Die Covid-19-bedingten Einschränkungen haben unser soziales Leben stark verändert. Social Distancing ist zur neuen Normalität geworden, das Zuhause für viele das Büro und die Jogginghose zum Hauptkleidungsstück avanciert.
Aber schon vor der Pandemie 2020 gab es Menschen, die sich über einen längeren Zeitraum von der Gesellschaft, dem Freundes- und Bekanntenkreis oder dem Arbeitsplatz zurückgezogen haben. „Die Fachwelt bezeichnet eine solche Selbstisolation von mehr als sechs Monaten als extremen sozialen Rückzug; der japanische Begriff `Hikikomori´ steht dafür,“ erklärt die Soziologin Dr. Sabina Stelzig von der HAW Hamburg. Sie untersucht jetzt das Phänomen im Rahmen eines Forschungsprojekts. „Dabei bestehen außerhalb der Familie keine Kontakte und es findet keine Teilnahme an sozialen Aktivitäten statt, Ausbildung und Arbeit eingeschlossen. Viele der Betroffenen werden auch als Erwachsene noch von ihren Familien versorgt.“
Die Perspektive „Hikikomori“ einnehmen
Das Forschungsprojekt zum extremen sozialen Rückzug in Familien ist am Department Soziale Arbeit angesiedelt und will untersuchen, inwiefern die Perspektive „Hikikomori“ das Verständnis und den Umgang mit Menschen im extremen Rückzug verbessern kann.
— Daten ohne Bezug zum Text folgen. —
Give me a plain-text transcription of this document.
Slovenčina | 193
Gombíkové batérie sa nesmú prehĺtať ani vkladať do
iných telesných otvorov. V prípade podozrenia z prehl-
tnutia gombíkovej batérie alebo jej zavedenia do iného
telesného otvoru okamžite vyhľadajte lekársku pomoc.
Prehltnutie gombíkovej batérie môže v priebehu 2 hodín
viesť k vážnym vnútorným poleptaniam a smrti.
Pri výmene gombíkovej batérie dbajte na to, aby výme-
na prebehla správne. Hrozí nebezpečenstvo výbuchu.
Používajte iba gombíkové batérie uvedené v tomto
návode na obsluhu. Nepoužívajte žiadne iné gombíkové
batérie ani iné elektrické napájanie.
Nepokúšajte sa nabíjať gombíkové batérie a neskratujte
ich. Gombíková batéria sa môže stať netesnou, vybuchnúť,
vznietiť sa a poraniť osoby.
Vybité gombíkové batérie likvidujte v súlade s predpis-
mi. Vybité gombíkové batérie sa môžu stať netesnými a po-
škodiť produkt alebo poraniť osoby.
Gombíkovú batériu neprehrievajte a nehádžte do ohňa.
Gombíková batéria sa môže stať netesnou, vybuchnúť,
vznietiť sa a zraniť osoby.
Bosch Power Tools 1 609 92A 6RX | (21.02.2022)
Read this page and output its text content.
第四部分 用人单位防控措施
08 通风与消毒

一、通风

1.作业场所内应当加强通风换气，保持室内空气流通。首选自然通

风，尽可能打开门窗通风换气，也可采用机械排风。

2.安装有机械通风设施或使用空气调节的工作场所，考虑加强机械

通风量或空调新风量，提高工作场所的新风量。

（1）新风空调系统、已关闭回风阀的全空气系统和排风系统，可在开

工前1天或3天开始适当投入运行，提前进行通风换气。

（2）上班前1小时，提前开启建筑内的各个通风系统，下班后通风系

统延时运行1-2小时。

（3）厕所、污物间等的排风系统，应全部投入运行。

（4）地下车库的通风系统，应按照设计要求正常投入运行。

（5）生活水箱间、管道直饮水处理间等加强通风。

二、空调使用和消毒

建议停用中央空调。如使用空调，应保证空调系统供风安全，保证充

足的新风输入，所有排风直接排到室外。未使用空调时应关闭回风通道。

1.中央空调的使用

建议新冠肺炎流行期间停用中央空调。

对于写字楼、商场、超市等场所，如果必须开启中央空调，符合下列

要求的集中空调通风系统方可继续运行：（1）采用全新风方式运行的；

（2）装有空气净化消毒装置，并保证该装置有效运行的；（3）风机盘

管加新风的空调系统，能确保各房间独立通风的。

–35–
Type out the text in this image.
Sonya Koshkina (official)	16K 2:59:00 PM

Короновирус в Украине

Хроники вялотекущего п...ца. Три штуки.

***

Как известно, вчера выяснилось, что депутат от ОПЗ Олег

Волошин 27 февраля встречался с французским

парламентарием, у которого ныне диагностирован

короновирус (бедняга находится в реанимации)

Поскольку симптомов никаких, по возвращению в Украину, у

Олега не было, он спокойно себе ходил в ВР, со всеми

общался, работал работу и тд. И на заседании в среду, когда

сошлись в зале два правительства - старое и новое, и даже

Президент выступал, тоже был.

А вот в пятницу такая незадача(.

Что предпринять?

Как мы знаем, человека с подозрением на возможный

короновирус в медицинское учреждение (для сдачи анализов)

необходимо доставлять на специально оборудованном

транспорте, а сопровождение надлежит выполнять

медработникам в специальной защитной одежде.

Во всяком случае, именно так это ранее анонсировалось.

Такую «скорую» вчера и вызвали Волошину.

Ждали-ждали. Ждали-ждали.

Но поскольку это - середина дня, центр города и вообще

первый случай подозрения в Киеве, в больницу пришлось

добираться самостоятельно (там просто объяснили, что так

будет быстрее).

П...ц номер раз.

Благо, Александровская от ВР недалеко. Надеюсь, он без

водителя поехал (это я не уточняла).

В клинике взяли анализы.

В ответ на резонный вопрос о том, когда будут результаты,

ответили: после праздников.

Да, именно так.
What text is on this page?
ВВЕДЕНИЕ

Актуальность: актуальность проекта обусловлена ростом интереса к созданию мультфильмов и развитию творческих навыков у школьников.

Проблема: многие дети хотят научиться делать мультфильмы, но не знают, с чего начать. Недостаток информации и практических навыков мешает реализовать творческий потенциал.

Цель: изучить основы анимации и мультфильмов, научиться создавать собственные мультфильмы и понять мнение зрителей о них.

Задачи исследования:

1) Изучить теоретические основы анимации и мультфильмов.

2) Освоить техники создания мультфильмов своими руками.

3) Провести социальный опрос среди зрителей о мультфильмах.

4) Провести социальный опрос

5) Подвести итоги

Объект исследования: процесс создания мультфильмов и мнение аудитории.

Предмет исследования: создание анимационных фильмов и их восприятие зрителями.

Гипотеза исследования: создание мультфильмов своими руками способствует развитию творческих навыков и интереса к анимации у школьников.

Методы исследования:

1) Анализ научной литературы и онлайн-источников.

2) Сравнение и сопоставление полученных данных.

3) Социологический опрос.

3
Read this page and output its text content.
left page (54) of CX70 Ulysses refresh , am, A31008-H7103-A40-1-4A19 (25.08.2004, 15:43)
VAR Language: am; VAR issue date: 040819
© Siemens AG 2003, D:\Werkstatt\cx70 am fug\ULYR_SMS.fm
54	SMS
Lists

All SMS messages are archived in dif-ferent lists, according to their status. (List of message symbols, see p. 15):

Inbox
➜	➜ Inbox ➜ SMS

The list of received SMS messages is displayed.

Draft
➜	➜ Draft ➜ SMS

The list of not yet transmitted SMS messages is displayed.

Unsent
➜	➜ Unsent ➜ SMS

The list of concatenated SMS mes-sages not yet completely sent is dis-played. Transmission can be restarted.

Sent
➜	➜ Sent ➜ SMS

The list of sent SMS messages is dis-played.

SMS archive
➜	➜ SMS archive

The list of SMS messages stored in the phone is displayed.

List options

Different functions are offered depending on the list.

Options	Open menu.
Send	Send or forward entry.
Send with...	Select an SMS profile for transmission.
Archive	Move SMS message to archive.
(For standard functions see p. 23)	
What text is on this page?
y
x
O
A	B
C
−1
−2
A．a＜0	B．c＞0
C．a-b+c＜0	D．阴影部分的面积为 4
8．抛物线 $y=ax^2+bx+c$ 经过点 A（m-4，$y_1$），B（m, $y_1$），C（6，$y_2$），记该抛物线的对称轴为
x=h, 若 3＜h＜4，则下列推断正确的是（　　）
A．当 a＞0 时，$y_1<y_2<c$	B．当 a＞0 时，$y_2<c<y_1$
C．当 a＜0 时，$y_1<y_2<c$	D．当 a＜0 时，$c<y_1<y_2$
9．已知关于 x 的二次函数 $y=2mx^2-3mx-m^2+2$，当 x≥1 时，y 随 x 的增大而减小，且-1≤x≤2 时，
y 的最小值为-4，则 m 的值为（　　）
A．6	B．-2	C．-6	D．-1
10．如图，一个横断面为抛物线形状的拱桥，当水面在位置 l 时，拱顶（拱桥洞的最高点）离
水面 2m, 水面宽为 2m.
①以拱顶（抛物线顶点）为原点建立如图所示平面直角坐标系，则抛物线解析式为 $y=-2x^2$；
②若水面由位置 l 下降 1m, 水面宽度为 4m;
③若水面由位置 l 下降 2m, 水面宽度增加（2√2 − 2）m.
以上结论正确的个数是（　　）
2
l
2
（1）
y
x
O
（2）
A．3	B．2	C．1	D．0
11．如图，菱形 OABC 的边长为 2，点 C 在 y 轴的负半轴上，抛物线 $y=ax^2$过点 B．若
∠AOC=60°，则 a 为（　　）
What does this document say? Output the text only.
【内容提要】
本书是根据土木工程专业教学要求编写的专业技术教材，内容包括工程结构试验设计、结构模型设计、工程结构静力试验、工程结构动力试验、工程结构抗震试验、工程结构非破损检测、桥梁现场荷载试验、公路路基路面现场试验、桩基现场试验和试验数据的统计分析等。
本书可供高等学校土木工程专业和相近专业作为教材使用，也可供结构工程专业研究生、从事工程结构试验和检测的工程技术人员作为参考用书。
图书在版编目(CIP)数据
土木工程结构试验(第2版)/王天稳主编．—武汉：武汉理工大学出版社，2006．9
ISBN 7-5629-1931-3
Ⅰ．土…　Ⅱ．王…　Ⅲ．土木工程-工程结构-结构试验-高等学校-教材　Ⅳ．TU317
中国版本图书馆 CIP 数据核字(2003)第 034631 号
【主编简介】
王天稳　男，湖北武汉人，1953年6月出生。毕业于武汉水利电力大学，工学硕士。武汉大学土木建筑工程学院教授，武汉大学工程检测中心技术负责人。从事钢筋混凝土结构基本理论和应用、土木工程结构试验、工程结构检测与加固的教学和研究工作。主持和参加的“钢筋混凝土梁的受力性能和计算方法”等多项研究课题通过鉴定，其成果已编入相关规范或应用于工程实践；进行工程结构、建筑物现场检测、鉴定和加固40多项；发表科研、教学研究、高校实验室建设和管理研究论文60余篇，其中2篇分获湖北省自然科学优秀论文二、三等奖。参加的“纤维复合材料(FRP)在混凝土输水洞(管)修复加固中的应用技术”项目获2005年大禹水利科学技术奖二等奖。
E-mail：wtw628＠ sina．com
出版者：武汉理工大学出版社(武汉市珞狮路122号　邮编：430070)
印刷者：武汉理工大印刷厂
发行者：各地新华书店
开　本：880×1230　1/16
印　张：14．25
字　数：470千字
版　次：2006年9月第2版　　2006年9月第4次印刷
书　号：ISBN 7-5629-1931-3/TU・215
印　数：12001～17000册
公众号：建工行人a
Der soziale Rückzug aus dem Verständnis von Hikikomori stellt die mögliche psychische Störung nicht in den Vordergrund. Vielmehr wird versucht, den Rückzug ganzheitlich zu betrachten. „Der soziale Rückzug ist bei einem sogenannten primären Hikikomori kein Symptom einer psychischen Störung. Die Entstehung einer psychischen Störung wird aber mit einer längeren Dauer wahrscheinlicher. Bei einem sekundären Hikikomori hingegen ist davon auszugehen, dass eine psychische Störung wie eine Depression oder Angststörung Auslöser des Rückzugs sein können. In beiden Fällen geraten individuelle oder äußere Faktoren in den Fokus, die eine Untersuchung aus einer interdisziplinären Perspektive sinnvoll erscheinen lassen“, erklärt Dr. Stelzig.